The PCI Security Standards Council issued a bulletin Friday saying that no version of the Secure Socket Layers (SSL) protocol for protecting Internet communications meets its definition of strong cryptography. Accordingly, the Council said it will soon revise versions 3.0 of its main Payment Card Security data-security standard and the companion Payment Application data-security standard to reflect that conclusion.
A spokesperson for the Wakefield, Mass.-based PCI Council was unavailable for comment Monday because of the Presidents’ Day holiday. But the bulletin appears to signal that use of SSL soon could be banned from payment card processing.
The bulletin says the federal National Institute of Standards and Technology (NIST) has identified version 3.0 of SSL “as no longer being acceptable for protection of data due to inherent weaknesses within the protocol. Because of these weaknesses, no version of SSL meets [the PCI Council’s] definition of ‘strong cryptography.’”
What all that means is that revisions “are necessary” to the main PCI standard and the PA-DSS, which governs card-processing software, the bulletin says. The Council issued the bulletin “after working with stakeholders over the last several months to understand the impact to the industry,” according to the notice.
Merchants, processors and other entities subject to the PCI rules will have time to implement any required changes, according to the bulletin. Besides addressing SSL, the soon-to-be released versions 3.1 of the PCI-DSS and PA-DSS also will include minor updates and clarifications.
The impact of the coming action is unclear, but could be muted. That’s because security researchers have known for years about weaknesses in the SSL protocol, which dates back to 1994 and largely has been supplanted by the so-called Transport Layer Security (TLS) protocol. Netscape Communications, then known Mosaic Communications, created the first interactive Web browser, the Netscape Navigator, and along with it SSL to encrypt data going over the unsecured Internet.
“I think this is a positive step forward from a security perspective,” Julie Conroy, research director and data-security analyst at Boston-based Aite Group LLC, tells Digital Transactions News by email. “The flaws in SSL have been known for some time, and we’ve seen TLS succeeding it in Web sites and browsers alike. This will force any laggards still relying on SSL to upgrade their processes and eliminate their reliance on a technology with known vulnerabilities.”

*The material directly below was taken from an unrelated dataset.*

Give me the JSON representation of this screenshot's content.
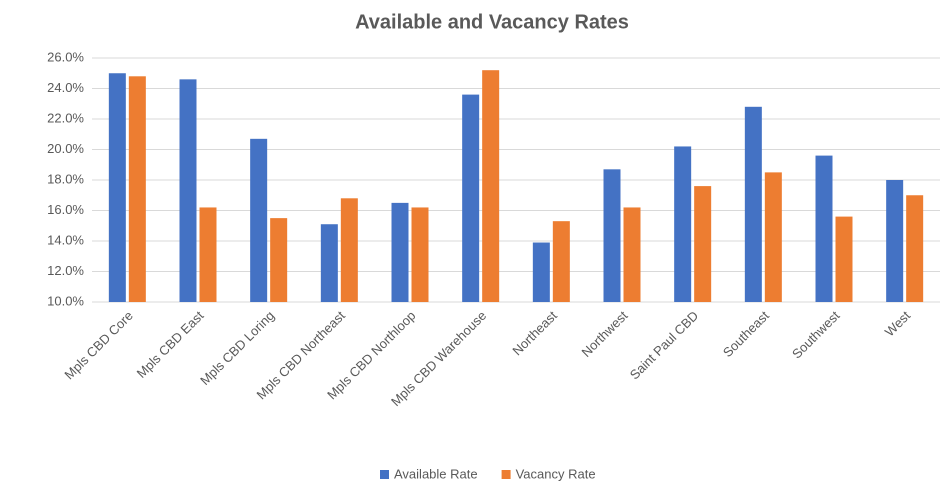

Last September, three researchers at Google Inc. published a report identifying the latest problem with SSL, this one dubbed POODLE, for Padding Oracle On Downgraded Legacy Encryption. Essentially, this flaw could enable a client-server system protected by TLS to default to SSL in order to bypass interoperability bugs if older servers are involved, according to the research paper.
“[POODLE] downgrades to a lower encryption, which makes it crackable,” says Dallas-based data-security consultant Branden R. Williams.
There are indeed laggards still using SSL in payment processing. They include some value-added resellers (VARs) as well as virtual private networks (VPNs) that transport card data, according to Williams. “SSL is still pretty popular,” he says.
Williams says the PCI Council’s action “should have been done immediately after researchers made POODLE public, not so far after the fact.” But the Council is responsible for developing and updating card-security standards, not enforcing them—that’s the job of the general-purpose card networks. “There’s five competing card brands,” which means that “anything that requires changes” can take time, he says.